12 Temmuz 2009 00:00
Kara
Yzin dediğiniz şey çok acayip. Herkesin hakkı, Mustafa Karanın bile. Hayat Televizyonunun haber müdürü, Karaborsanın Karası, bu sayfanın DVDcibaşısı...
Yzin dediğiniz şey çok acayip. Herkesin hakkı, Mustafa Karanın bile. Hayat Televizyonunun haber müdürü, Karaborsanın Karası, bu sayfanın DVDcibaşısı Mustafa Kara, hangi bölümüdür bilemiyorum, yıllık izin dolayısıyla bu hafta buralarda değil. Hani benim sinema yazarım nerede diyenler, benden başkasını göremeyecekler, kusura bakmayın. Ben de DVD yazayım da, hasretinize bir nebze çare olayım dedim.
Geçenlerde Kurtlar Vadisi Irakın DVDsi lazım oldu. Diyelim ki çok özlemişim, bir daha bir daha izlemek istedim, olamaz mı? Bildiğim, rastladığım bütün DVDcilere sormaya başladım. Hiçbirinde yoktu. Aramaların ortasında bir yerden sonra merak ettim, Recep İvedikin birincisi bulunur mu acaba diye. Sordum, hiçbirinde o da yoktu. Meraktan sormaya başladım ben artık, şu var mı, bu var mı. Babam ve Oğlum çıktı birinde. Onun dışında bu filmler yoktu, bulamadım.
Bu sıcakta o kadar film aramışım, yorulmuşum, buradan bir yazı çıkarsam çok mu?
Bu manzarayı neden önemsiyorsun derseniz, hatırlatayım.
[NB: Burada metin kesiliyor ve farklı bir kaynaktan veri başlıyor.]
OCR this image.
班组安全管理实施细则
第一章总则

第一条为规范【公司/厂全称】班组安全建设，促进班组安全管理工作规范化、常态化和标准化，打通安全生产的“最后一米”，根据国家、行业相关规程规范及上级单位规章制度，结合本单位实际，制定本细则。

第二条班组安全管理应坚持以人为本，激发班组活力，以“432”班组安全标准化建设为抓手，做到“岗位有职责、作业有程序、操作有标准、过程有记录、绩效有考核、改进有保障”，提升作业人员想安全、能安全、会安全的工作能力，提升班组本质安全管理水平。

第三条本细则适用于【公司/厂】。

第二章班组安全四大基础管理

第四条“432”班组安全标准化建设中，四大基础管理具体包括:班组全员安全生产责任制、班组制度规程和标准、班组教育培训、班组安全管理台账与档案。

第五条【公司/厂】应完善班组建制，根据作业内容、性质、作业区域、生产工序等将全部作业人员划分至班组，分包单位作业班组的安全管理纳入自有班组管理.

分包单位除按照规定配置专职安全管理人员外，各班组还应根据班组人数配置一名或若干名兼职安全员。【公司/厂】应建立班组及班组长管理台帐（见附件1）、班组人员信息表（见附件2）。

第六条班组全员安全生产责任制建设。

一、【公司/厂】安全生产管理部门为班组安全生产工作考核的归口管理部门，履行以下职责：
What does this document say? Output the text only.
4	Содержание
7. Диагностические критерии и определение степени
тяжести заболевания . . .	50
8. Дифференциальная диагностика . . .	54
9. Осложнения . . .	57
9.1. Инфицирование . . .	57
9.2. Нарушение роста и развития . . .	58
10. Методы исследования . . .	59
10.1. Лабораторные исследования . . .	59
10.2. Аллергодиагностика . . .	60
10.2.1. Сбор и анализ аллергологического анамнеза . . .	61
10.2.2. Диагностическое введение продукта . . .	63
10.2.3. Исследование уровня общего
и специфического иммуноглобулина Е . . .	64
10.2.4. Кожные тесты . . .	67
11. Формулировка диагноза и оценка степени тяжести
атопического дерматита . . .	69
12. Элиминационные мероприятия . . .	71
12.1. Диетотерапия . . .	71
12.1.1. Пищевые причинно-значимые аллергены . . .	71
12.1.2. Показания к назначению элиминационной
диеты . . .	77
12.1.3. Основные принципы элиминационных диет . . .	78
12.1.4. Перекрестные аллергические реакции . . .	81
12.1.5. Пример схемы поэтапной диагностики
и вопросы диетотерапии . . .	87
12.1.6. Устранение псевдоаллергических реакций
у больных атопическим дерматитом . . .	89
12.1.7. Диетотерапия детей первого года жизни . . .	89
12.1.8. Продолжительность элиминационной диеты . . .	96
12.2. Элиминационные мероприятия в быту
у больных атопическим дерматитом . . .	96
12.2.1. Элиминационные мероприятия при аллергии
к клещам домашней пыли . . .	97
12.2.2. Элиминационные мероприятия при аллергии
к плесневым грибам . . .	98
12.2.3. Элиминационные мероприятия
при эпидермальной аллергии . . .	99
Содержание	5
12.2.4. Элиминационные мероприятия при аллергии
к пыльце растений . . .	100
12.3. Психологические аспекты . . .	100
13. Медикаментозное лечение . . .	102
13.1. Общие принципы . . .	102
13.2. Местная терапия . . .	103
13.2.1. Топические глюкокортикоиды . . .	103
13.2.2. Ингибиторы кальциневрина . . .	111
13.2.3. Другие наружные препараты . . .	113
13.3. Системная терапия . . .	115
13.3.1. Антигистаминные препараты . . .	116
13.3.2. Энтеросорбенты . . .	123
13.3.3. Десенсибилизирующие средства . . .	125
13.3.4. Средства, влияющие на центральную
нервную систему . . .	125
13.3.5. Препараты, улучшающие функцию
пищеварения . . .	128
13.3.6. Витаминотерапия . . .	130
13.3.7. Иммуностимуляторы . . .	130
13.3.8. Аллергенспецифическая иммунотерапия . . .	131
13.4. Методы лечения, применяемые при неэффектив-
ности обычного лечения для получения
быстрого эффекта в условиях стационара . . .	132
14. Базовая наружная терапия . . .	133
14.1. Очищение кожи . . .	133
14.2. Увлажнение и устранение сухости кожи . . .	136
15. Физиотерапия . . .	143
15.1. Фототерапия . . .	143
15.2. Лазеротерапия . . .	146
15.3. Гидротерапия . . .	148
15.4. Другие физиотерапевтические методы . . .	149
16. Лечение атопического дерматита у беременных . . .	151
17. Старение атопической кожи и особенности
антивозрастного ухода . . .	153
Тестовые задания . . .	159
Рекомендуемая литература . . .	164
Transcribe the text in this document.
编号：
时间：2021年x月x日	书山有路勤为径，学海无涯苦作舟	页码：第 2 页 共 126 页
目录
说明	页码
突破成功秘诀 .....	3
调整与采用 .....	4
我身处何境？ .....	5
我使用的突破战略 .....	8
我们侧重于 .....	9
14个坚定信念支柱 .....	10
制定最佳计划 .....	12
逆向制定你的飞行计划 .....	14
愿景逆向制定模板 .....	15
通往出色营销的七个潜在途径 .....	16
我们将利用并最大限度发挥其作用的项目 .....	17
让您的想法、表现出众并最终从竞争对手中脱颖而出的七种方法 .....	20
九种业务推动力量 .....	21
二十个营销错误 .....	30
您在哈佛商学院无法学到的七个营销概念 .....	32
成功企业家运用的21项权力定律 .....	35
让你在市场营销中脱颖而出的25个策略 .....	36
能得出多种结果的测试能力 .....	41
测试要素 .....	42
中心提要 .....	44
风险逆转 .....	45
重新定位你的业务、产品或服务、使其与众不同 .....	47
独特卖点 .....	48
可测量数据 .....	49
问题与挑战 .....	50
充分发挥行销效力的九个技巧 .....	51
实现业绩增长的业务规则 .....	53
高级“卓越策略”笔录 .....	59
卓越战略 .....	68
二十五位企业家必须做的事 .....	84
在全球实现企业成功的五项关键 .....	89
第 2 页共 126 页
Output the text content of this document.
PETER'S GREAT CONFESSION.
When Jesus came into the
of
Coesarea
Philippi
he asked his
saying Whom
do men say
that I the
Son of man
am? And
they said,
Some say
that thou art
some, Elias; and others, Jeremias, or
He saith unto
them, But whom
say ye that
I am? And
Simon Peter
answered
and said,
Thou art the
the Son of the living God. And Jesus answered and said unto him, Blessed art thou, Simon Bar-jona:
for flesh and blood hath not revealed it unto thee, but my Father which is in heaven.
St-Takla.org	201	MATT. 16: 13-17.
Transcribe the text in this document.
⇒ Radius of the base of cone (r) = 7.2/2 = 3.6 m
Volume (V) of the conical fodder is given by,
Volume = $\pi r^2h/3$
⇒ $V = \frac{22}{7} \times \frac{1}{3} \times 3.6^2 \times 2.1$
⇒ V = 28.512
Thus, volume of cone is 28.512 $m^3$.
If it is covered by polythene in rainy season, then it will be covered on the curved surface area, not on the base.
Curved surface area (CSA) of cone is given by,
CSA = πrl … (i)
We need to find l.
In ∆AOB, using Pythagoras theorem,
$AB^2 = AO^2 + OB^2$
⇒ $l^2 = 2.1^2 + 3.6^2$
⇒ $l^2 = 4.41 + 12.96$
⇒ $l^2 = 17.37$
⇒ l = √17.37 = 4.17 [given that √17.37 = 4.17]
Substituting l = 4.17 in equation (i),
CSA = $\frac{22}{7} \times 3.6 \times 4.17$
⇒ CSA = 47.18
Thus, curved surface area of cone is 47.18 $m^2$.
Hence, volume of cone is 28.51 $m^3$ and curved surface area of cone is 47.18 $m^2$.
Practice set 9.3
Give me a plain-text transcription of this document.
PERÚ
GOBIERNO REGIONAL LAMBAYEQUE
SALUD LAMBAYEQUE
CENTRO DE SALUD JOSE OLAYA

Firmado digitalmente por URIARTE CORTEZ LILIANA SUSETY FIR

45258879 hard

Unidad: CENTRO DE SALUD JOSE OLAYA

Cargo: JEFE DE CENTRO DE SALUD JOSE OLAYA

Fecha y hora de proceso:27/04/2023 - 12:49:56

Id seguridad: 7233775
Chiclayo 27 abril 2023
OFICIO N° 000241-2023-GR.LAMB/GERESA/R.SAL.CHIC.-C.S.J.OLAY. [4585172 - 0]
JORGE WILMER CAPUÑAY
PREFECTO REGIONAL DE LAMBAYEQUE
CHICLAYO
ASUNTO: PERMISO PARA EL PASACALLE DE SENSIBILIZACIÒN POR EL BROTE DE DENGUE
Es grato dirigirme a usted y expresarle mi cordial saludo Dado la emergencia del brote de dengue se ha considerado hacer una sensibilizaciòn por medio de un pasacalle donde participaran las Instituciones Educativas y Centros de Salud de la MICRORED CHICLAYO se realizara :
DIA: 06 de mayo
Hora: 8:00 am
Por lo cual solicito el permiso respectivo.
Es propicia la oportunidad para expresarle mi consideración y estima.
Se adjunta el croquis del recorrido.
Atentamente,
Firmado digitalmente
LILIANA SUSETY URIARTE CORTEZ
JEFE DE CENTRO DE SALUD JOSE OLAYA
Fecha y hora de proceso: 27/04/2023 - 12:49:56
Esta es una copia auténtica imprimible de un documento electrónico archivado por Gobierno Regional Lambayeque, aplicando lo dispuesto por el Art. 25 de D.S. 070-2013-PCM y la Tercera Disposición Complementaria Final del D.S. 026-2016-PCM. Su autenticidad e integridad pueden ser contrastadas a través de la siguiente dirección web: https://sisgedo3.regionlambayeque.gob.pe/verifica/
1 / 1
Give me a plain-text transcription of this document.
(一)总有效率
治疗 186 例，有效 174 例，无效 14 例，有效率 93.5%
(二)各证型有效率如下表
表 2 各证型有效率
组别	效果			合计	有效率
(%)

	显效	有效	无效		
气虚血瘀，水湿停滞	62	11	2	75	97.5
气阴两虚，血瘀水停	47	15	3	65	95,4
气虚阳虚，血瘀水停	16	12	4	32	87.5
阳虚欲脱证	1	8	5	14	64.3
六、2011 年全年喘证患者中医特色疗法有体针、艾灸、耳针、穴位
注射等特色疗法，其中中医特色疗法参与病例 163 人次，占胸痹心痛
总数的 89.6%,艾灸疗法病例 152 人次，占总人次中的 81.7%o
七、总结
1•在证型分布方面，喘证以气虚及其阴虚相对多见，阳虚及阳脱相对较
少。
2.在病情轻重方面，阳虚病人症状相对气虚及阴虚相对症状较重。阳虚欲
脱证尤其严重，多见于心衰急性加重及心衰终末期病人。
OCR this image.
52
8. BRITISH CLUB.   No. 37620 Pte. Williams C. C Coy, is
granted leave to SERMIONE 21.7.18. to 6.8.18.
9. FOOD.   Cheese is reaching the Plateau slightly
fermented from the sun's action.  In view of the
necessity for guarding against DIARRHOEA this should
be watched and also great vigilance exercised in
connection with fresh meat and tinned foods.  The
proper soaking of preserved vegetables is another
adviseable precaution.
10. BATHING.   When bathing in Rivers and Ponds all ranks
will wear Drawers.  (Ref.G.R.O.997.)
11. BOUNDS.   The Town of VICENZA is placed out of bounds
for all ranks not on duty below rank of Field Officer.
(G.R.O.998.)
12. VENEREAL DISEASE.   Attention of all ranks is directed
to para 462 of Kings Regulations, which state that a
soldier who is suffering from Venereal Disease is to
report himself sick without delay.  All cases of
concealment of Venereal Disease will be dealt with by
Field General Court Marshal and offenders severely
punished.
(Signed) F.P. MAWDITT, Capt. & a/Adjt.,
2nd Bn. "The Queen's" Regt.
Bu filmler, memleketin en çok izlenen filmleriydi bir dönem. Rekorlar kırmış filmlerdi. Dile kolay. Sinemada dört milyon seyirciyi geçmiş filmlerdi. Dört milyon. Rakamla 4000000.
Recep İvedik, Kurtlar Vadisi Irak, Babam ve Oğlum, sıralama öyle gidiyor. Recep İvedik 2 var bir de, bu sınırı aşmış olan. O henüz yeni olduğundan DVDsi bulunabiliyor. Bunun dışındaki bu rekortmen filmlerin, bu vaktiyle, vaktiyle dediysem çok değil, sinemada yer bulabilmek için insanların birbiriyle kapıştığı, her ağlayanın birbirini gitmeye zorladığı, İzlemedim diyenin insan içine çıkamadığı filmlerin DVDsi bulunmuyor. Getirmiyorlar, çünkü kimse aramıyor.
Her film doya doya yıllarca izlenecek diye bir kural yok, biliyorum. Bir filmin DVDsinin bulunmaması da onu kötü film yapmaz, onu da öne sürmüyorum tabii ki. Ama bu işte bir gariplik olduğunu düşünmeyenle tartışırım.
Şimdi, bir filmi insanlar sinemada gösterilirken ayıla bayıla izleyecek, sonra unutur gibi olacak. DVDsi çıktığında ufak çaplı bir popülerleşme daha yaşayacak. Birkaç ay sonra, tıs. Adı bile unutulacak. Normal mi bu?
Sinemada o kadar çok izlendi ki, kimse izleme ihtiyacı duymuyor, diyelim. O da tutmuyor, çünkü normalde sinemada çok izlenen filmlerin DVDsi de çok satılıyor. İnanmazsanız Mustafa Karaya sorun. Bu kadar uçurum olmuyor filmler arasında.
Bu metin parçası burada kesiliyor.